Philippine journalist and Nobel Peace laureate Maria Ressa was acquitted Wednesday of tax evasion charges that she and other critics say were part of an attempt by former President Rodrigo Duterte to stifle freedom of the press.
The Court of Tax Appeals ruled that prosecutors failed to prove “beyond a reasonable doubt” that Ressa and the parent company of her news site Rappler failed to pay taxes on an investment made by U.S.-based Omidyar Network, a philanthropic investment firm founded by billionaire Pierre Omidyar, the founder of the online shopping site eBay.
An emotional Ressa told reporters outside the courtroom that “facts win, truth wins, justice wins,” and that the verdict represents “hope.” Rappler posted a statement saying the decision was “the triumph of facts over politics.”
Ressa and Rappler still face numerous legal battles, including an appeal of a 2020 conviction of cyber libel over a 2012 story that cited an intelligence report that linked a wealthy businessman to drug dealing and other illegal activities.
Rappler is also appealing a separate tax evasion case and an order by the Securities and Exchange Commission to shut down on allegations that it violated the constitutional ban on foreign ownership of Philippine media companies when it accepted the investment from Omidyar Network.
The international legal team representing Ressa, and led by Amal Clooney and Caoilfhionn Gallagher, welcomed the court decision as a “milestone in the struggle for a free press.”
Noting that Ressa had the prospect of a 30-year prison sentence hanging over her while the courts heard the case, Clooney said, “Today we see justice being done. We see judges drawing a line.”
Gallagher in the joint statement described the case against her client as “a blatant politically motivated attempt to criminalize Ms. Ressa for years of hard-hitting investigative reporting holding the powerful to account.”
Ressa is a former CNN journalist and one of Time magazine’s persons of the year in 2018 when it celebrated journalists around the world, including murdered Saudi Arabian journalist Jamal Khashoggi. She shared the 2021 Nobel Peace Prize with Russian journalist Dmitry Muratov for their respective fights to maintain their independent news organizations, which the Nobel Committee called “a precondition for democracy and lasting peace.”
Press freedom advocates say the legal cases against Ressa were part of a broader effort by Duterte to quash all forms of dissent and scrutiny of his administration, especially his brutal anti-drug crackdown that left thousands of people dead.

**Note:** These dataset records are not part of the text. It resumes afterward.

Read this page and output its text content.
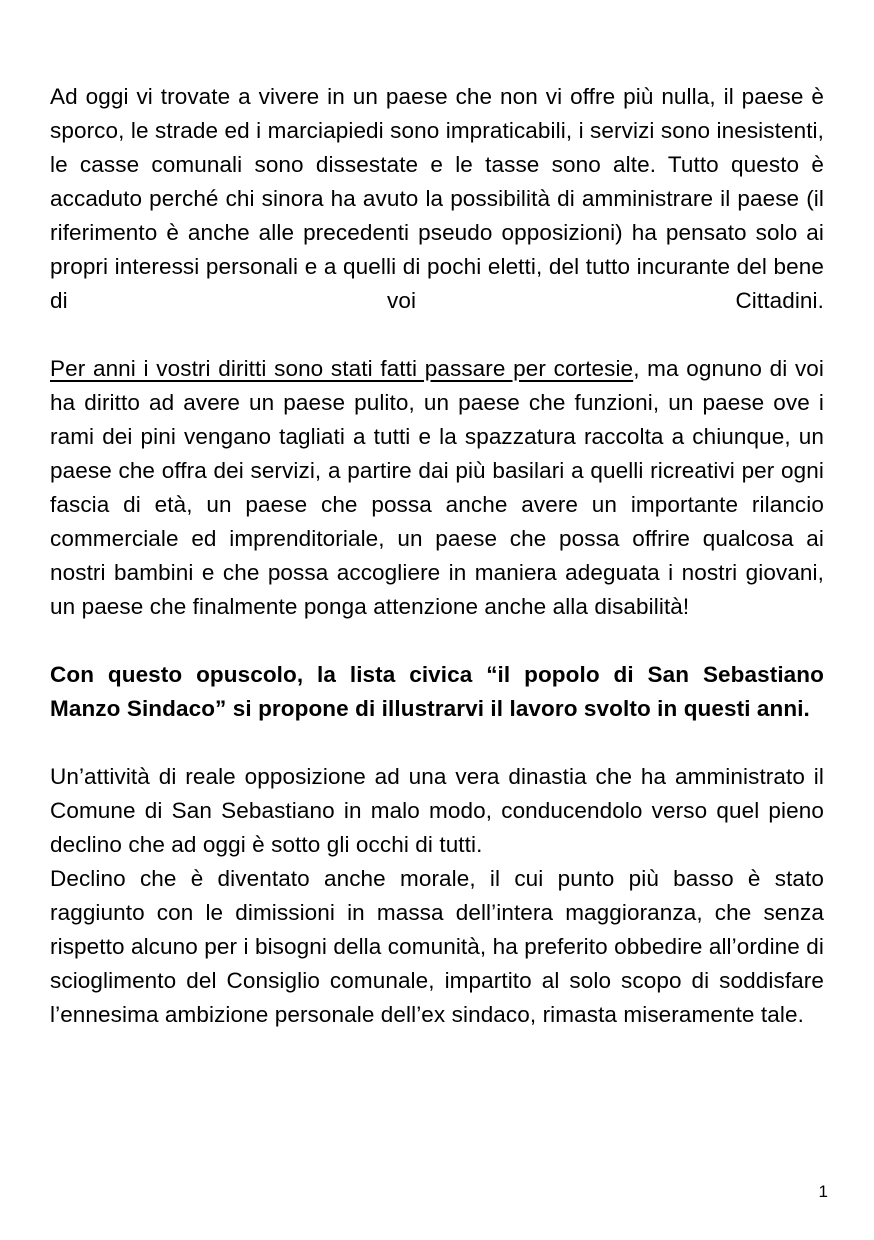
Ad oggi vi trovate a vivere in un paese che non vi offre più nulla, il paese è sporco, le strade ed i marciapiedi sono impraticabili, i servizi sono inesistenti, le casse comunali sono dissestate e le tasse sono alte. Tutto questo è accaduto perché chi sinora ha avuto la possibilità di amministrare il paese (il riferimento è anche alle precedenti pseudo opposizioni) ha pensato solo ai propri interessi personali e a quelli di pochi eletti, del tutto incurante del bene di voi Cittadini.

Per anni i vostri diritti sono stati fatti passare per cortesie, ma ognuno di voi ha diritto ad avere un paese pulito, un paese che funzioni, un paese ove i rami dei pini vengano tagliati a tutti e la spazzatura raccolta a chiunque, un paese che offra dei servizi, a partire dai più basilari a quelli ricreativi per ogni fascia di età, un paese che possa anche avere un importante rilancio commerciale ed imprenditoriale, un paese che possa offrire qualcosa ai nostri bambini e che possa accogliere in maniera adeguata i nostri giovani, un paese che finalmente ponga attenzione anche alla disabilità!

Con questo opuscolo, la lista civica “il popolo di San Sebastiano Manzo Sindaco” si propone di illustrarvi il lavoro svolto in questi anni.

Un’attività di reale opposizione ad una vera dinastia che ha amministrato il Comune di San Sebastiano in malo modo, conducendolo verso quel pieno declino che ad oggi è sotto gli occhi di tutti.

Declino che è diventato anche morale, il cui punto più basso è stato raggiunto con le dimissioni in massa dell’intera maggioranza, che senza rispetto alcuno per i bisogni della comunità, ha preferito obbedire all’ordine di scioglimento del Consiglio comunale, impartito al solo scopo di soddisfare l’ennesima ambizione personale dell’ex sindaco, rimasta miseramente tale.

1
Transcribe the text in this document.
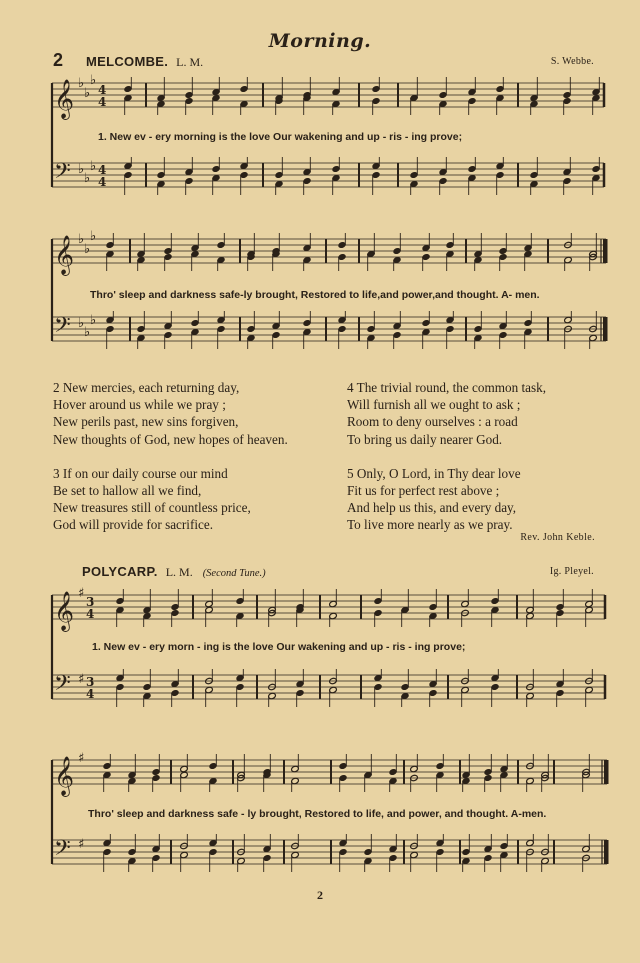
Morning.
2 MELCOMBE. L. M.	S. Webbe.
𝄞
𝄢
♭
♭
♭
♭
♭
♭
4
4
4
4
1. New ev - ery morning is the love Our wakening and up - ris - ing prove;
𝄞
𝄢
♭
♭
♭
♭
♭
♭
Thro' sleep and darkness safe-ly brought, Restored to life,and power,and thought. A- men.
2 New mercies, each returning day,
Hover around us while we pray ;
New perils past, new sins forgiven,
New thoughts of God, new hopes of heaven.
3 If on our daily course our mind
Be set to hallow all we find,
New treasures still of countless price,
God will provide for sacrifice.
4 The trivial round, the common task,
Will furnish all we ought to ask ;
Room to deny ourselves : a road
To bring us daily nearer God.
5 Only, O Lord, in Thy dear love
Fit us for perfect rest above ;
And help us this, and every day,
To live more nearly as we pray.
Rev. John Keble.
POLYCARP. L. M. (Second Tune.)	Ig. Pleyel.
𝄞
𝄢
♯
♯
3
4
3
4
1. New ev - ery morn - ing is the love Our wakening and up - ris - ing prove;
𝄞
𝄢
♯
♯
Thro' sleep and darkness safe - ly brought, Restored to life, and power, and thought. A-men.
2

Lawmakers loyal to Duterte overwhelmingly voted in 2020 to deny radio and television broadcaster ABS-CBN a renewed 25-year operating license, forcing the nation’s top broadcaster to shut down.
The Hold The Line coalition of rights organizations, which advocates for the defense of press freedom, on Wednesday welcomed the court ruling, and called for the remaining cases against Ressa and Rappler to be dropped.
“This verdict indicates that it is possible for President Ferdinand Marcos Jr. to hit reset on his predecessors’ vast campaign of media repression,” the coalition statement read.
Some information for this report came from The Associated Press, Reuters and Agence France-Presse.